GOLD BULLION prices for London delivery rose back to last week's closing level of $1395 per ounce Thursday morning, reversing an overnight drop of 1.0% as Asian stock markets rose but Europe stocks held flat.
The central banks of Japan, the UK and the Eurozone all kept their monetary policy unchanged at today's monthly meetings.
US Treasury bonds fell ahead of private US jobs data – expected to show a slight fall in new hiring, before Friday's official Non-Farms Payrolls release.
Silver prices meantime joined gold bullion in rising back to last week's finish, unwinding last night's 1.5% drop to trade back above $23.50 per ounce.
"China's seeing robust gold sales this year," said Duan Shihua at Shanghai Leading Investment Management, commenting today to Bloomberg after official data showed gold bullion imports to the world's second-largest economy rising again.
"The high prices in China's domestic market in July encouraged importers."
Gold bullion premiums in China, over and above the benchmark London settlement price, averaged some 2.1% in July, according to Bloomberg.
Gold that month began a 20% rise from 3-year lows, while net imports of gold bullion to mainland China through Hong Kong rising to 113.2 tonnes – the highest since March – from 101 in June.
Physical gold contracts on the Shanghai Gold Exchange ended today 0.8% above London spot. Premiums on gold bullion in India meantime – the world's No.1 consumer nation – today fell hard, Singapore's Business Times reports, as wholesalers reacted to Wednesday's relaxation of the summer import ban by the Reserve Bank.
Even though Indian gold bullion imports could be limited to just 300 tonnes over the next 12 months, according to the Gem & Jewellery Export Promotion Council's Pankaj Parekh, down from almost 900 tonnes in 2012, premiums in Mumbai today fell $5 per ounce.

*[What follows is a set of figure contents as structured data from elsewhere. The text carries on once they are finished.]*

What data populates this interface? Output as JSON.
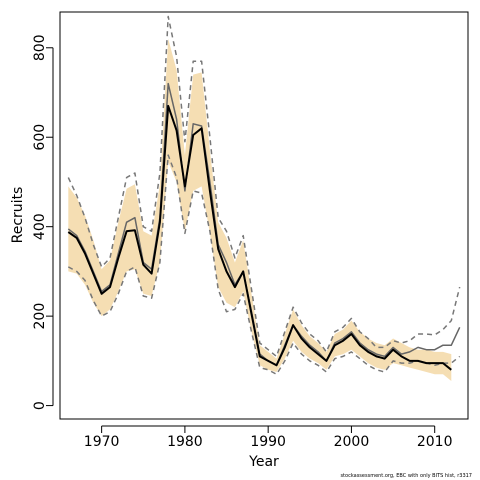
{
  "chart_data": {
    "type": "line",
    "xlabel": "Year",
    "ylabel": "Recruits",
    "xlim": [
      1965,
      2014
    ],
    "ylim": [
      -30,
      880
    ],
    "x_ticks": [
      1970,
      1980,
      1990,
      2000,
      2010
    ],
    "y_ticks": [
      0,
      200,
      400,
      600,
      800
    ],
    "grid": false,
    "colors": {
      "band": "#F5DEB3",
      "estimate": "#000000",
      "secondary": "#666666",
      "dashed": "#777777"
    },
    "x": [
      1966,
      1967,
      1968,
      1969,
      1970,
      1971,
      1972,
      1973,
      1974,
      1975,
      1976,
      1977,
      1978,
      1979,
      1980,
      1981,
      1982,
      1983,
      1984,
      1985,
      1986,
      1987,
      1988,
      1989,
      1990,
      1991,
      1992,
      1993,
      1994,
      1995,
      1996,
      1997,
      1998,
      1999,
      2000,
      2001,
      2002,
      2003,
      2004,
      2005,
      2006,
      2007,
      2008,
      2009,
      2010,
      2011,
      2012,
      2013
    ],
    "series": [
      {
        "values": [
          388,
          375,
          340,
          295,
          250,
          265,
          330,
          390,
          392,
          315,
          295,
          410,
          670,
          615,
          490,
          605,
          620,
          480,
          350,
          300,
          265,
          300,
          205,
          110,
          100,
          90,
          130,
          180,
          150,
          130,
          115,
          100,
          135,
          145,
          160,
          135,
          120,
          110,
          105,
          125,
          110,
          100,
          100,
          95,
          95,
          95,
          80,
          null
        ]
      },
      {
        "values": [
          395,
          380,
          345,
          300,
          255,
          270,
          340,
          410,
          420,
          320,
          305,
          420,
          720,
          640,
          480,
          630,
          625,
          500,
          360,
          320,
          270,
          300,
          210,
          115,
          100,
          90,
          135,
          180,
          155,
          135,
          120,
          100,
          140,
          150,
          165,
          140,
          125,
          115,
          110,
          130,
          115,
          120,
          130,
          125,
          125,
          135,
          135,
          175
        ]
      },
      {
        "values": [
          510,
          470,
          420,
          360,
          310,
          330,
          420,
          510,
          520,
          400,
          390,
          520,
          870,
          780,
          590,
          770,
          770,
          600,
          420,
          390,
          330,
          380,
          260,
          140,
          125,
          110,
          165,
          220,
          185,
          160,
          145,
          120,
          165,
          175,
          195,
          165,
          150,
          130,
          130,
          145,
          140,
          145,
          160,
          160,
          158,
          170,
          190,
          265
        ]
      },
      {
        "values": [
          310,
          300,
          280,
          235,
          200,
          210,
          250,
          300,
          310,
          245,
          240,
          320,
          560,
          510,
          385,
          480,
          475,
          390,
          260,
          210,
          215,
          250,
          165,
          85,
          80,
          70,
          100,
          140,
          115,
          100,
          90,
          75,
          105,
          110,
          120,
          105,
          90,
          80,
          75,
          100,
          95,
          95,
          100,
          95,
          90,
          95,
          95,
          110
        ]
      }
    ],
    "band_upper": [
      490,
      465,
      425,
      370,
      305,
      325,
      410,
      485,
      495,
      390,
      380,
      495,
      820,
      750,
      560,
      740,
      745,
      570,
      410,
      375,
      320,
      370,
      250,
      135,
      120,
      105,
      160,
      215,
      180,
      155,
      140,
      120,
      160,
      170,
      190,
      165,
      150,
      140,
      135,
      150,
      140,
      130,
      125,
      125,
      120,
      120,
      115,
      null
    ],
    "band_lower": [
      300,
      295,
      270,
      230,
      200,
      215,
      255,
      300,
      305,
      250,
      245,
      320,
      545,
      500,
      390,
      480,
      490,
      385,
      265,
      230,
      220,
      255,
      165,
      90,
      80,
      75,
      105,
      145,
      120,
      105,
      95,
      80,
      110,
      115,
      125,
      110,
      95,
      85,
      80,
      95,
      90,
      85,
      80,
      75,
      70,
      70,
      55,
      null
    ]
  },
  "footnote": "stockassessment.org, EBC with only BITS hist, r3317"
}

Tight supplies and high gold bullion premiums also mean "Scrap [supply] is increasing every day," says Soni, because "people are reselling jewellery" as well as gold bars
"Investors are selling gold all across the country," agrees Prithviraj Kothari, director of the Bombay Bullion Association and managing director of leading dealer Riddhisiddhi Bullions Ltd
"There is a liquidity crisis and people are selling and putting the money in the bank. There is a huge amount of scrap supply
coming into the market."
Indian gold bullion premiums fell Thursday to $25-30 per ounce, down from as high as $40 earlier this week.
Commenting on the US Federal Reserve's apparent plans to start tapering its $85 billion per month QE program in September, "The G20 Summit is an important forum to seek an international climate that is beneficial for all countries," said Indian prime minister Manmohan Singh ahead of joining the meeting of top 20 economy leaders in St.Petersburg today.

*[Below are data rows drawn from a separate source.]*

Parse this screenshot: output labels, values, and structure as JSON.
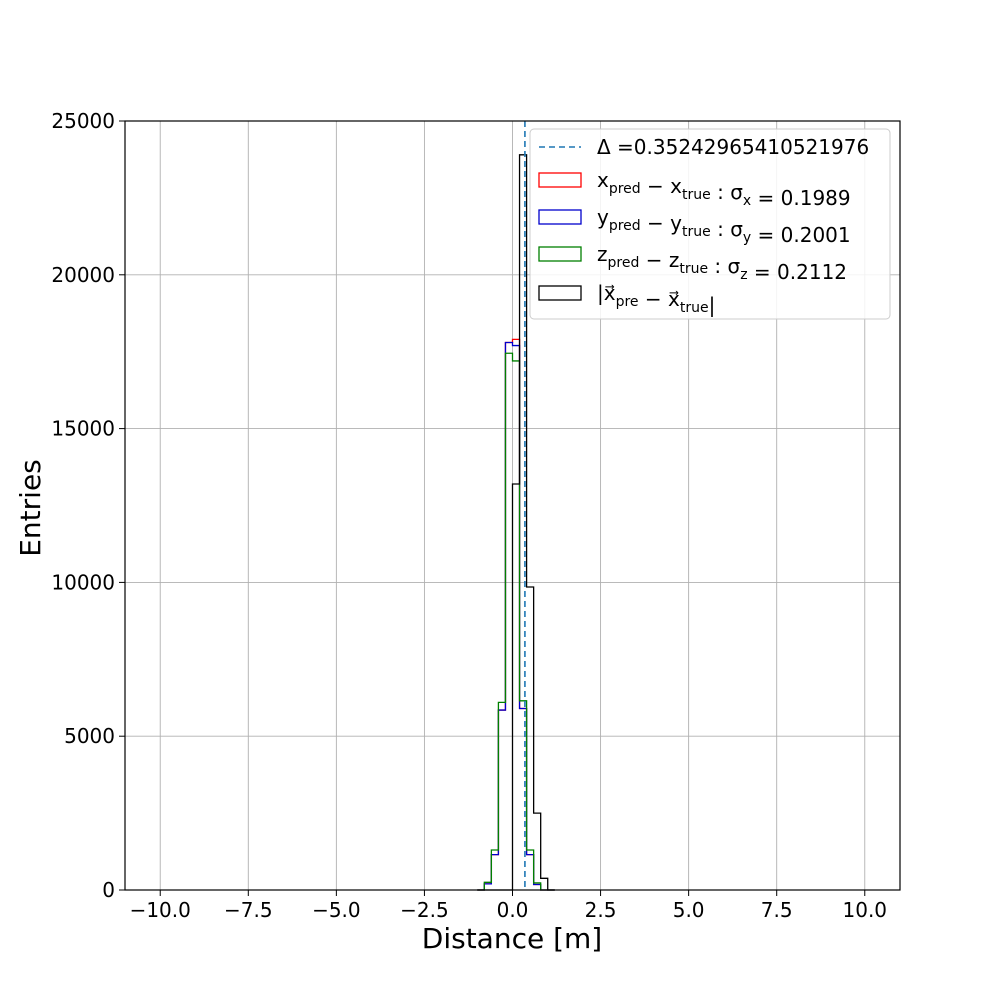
{
  "chart_data": {
    "type": "histogram",
    "xlabel": "Distance [m]",
    "ylabel": "Entries",
    "xlim": [
      -11.0,
      11.0
    ],
    "ylim": [
      0,
      25000
    ],
    "xticks": [
      -10.0,
      -7.5,
      -5.0,
      -2.5,
      0.0,
      2.5,
      5.0,
      7.5,
      10.0
    ],
    "xtick_labels": [
      "−10.0",
      "−7.5",
      "−5.0",
      "−2.5",
      "0.0",
      "2.5",
      "5.0",
      "7.5",
      "10.0"
    ],
    "yticks": [
      0,
      5000,
      10000,
      15000,
      20000,
      25000
    ],
    "ytick_labels": [
      "0",
      "5000",
      "10000",
      "15000",
      "20000",
      "25000"
    ],
    "grid": true,
    "legend_position": "upper right",
    "bin_edges": [
      -1.0,
      -0.8,
      -0.6,
      -0.4,
      -0.2,
      0.0,
      0.2,
      0.4,
      0.6,
      0.8,
      1.0,
      1.2
    ],
    "vline": {
      "x": 0.35242965410521976,
      "color": "#1f77b4",
      "style": "dashed",
      "legend_label": "Δ =0.35242965410521976"
    },
    "series": [
      {
        "color": "#ff0000",
        "legend": [
          {
            "t": "x",
            "s": "pred"
          },
          {
            "t": " − x",
            "s": "true"
          },
          {
            "t": " :  σ",
            "s": "x"
          },
          {
            "t": " = 0.1989"
          }
        ],
        "values": [
          0,
          200,
          1150,
          5850,
          17800,
          17900,
          5900,
          1150,
          180,
          0,
          0
        ]
      },
      {
        "color": "#0000cc",
        "legend": [
          {
            "t": "y",
            "s": "pred"
          },
          {
            "t": " − y",
            "s": "true"
          },
          {
            "t": " :  σ",
            "s": "y"
          },
          {
            "t": " = 0.2001"
          }
        ],
        "values": [
          0,
          200,
          1150,
          5850,
          17800,
          17700,
          5900,
          1150,
          180,
          0,
          0
        ]
      },
      {
        "color": "#008000",
        "legend": [
          {
            "t": "z",
            "s": "pred"
          },
          {
            "t": " − z",
            "s": "true"
          },
          {
            "t": " :  σ",
            "s": "z"
          },
          {
            "t": " = 0.2112"
          }
        ],
        "values": [
          0,
          250,
          1300,
          6100,
          17450,
          17200,
          6150,
          1300,
          230,
          0,
          0
        ]
      },
      {
        "color": "#000000",
        "legend": [
          {
            "t": "|x⃗",
            "s": "pre"
          },
          {
            "t": " − x⃗",
            "s": "true"
          },
          {
            "t": "|"
          }
        ],
        "values": [
          0,
          0,
          0,
          0,
          0,
          13200,
          23900,
          9850,
          2500,
          380,
          0
        ]
      }
    ]
  }
}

Faced with a current account crisis which has driven the Rupee to record lows on the currency markets, down 17% for 2013 to date, "India has emphasised [to the US] there has to be a predictability about the withdrawal," adds secretary for economic affairs Arvind Mayaram, "as it has a spill-over impact on the emerging markets."

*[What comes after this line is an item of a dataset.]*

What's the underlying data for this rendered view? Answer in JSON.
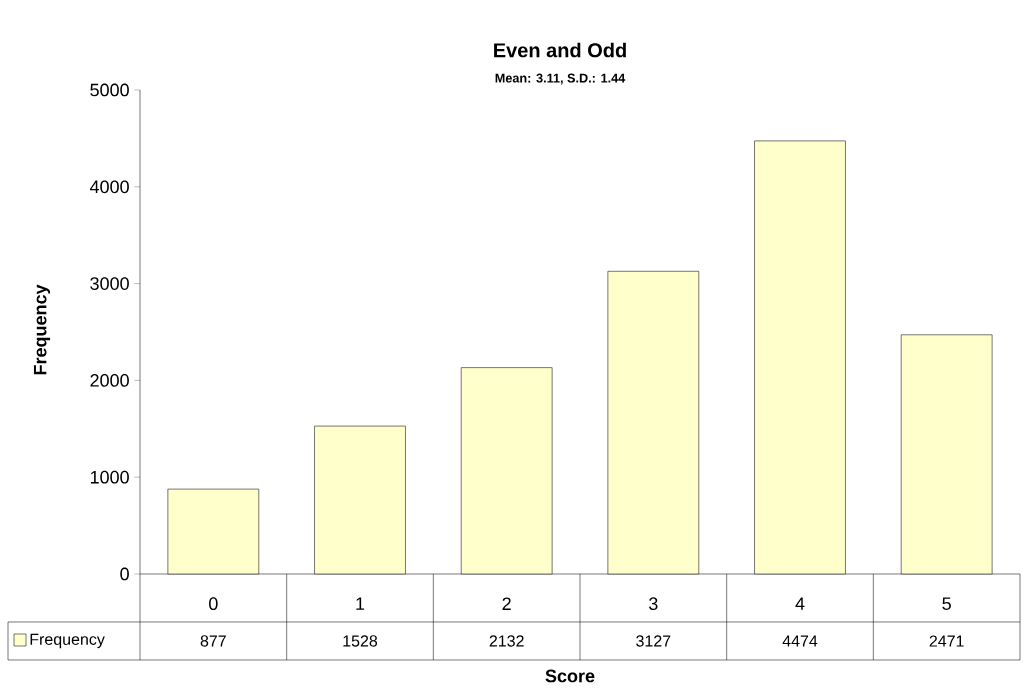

The Mumbai stock market meantime jumped 2.1% on Thursday, led by the fastest surge in banking shares for more than two years, after new central bank governor Raghuram Rajan announced a "swap line" for foreign currencies worth some $10 billion, plus fresh deregulation of the sector.
"It's all about restoring confidence and that Rajan has definitely done," says Sunil Singhania at the $15bn Reliance Capital Asset Management Ltd.
Dominating the G20 summit, however, will likely be arguments between Russia and the US over Syria's apparent chemical weapons attack on unarmed civilians two weeks ago.
Backing the Kremlin's stance, "Military action would have a negative impact on the global economy
," said China's vice finance minister Zhu Guangyao at a press briefing today, "especially on the oil price – it will cause a hike."
Crude oil ticked half-a-per cent higher on Thursday morning, taking Brent back above $115 per barrel.
"The United States – the main currency issuing country – must consider the spill-over effect of its monetary policy," Zhu also said, "especially the opportunity and rhythm of its exit from the ultra-loose monetary policy."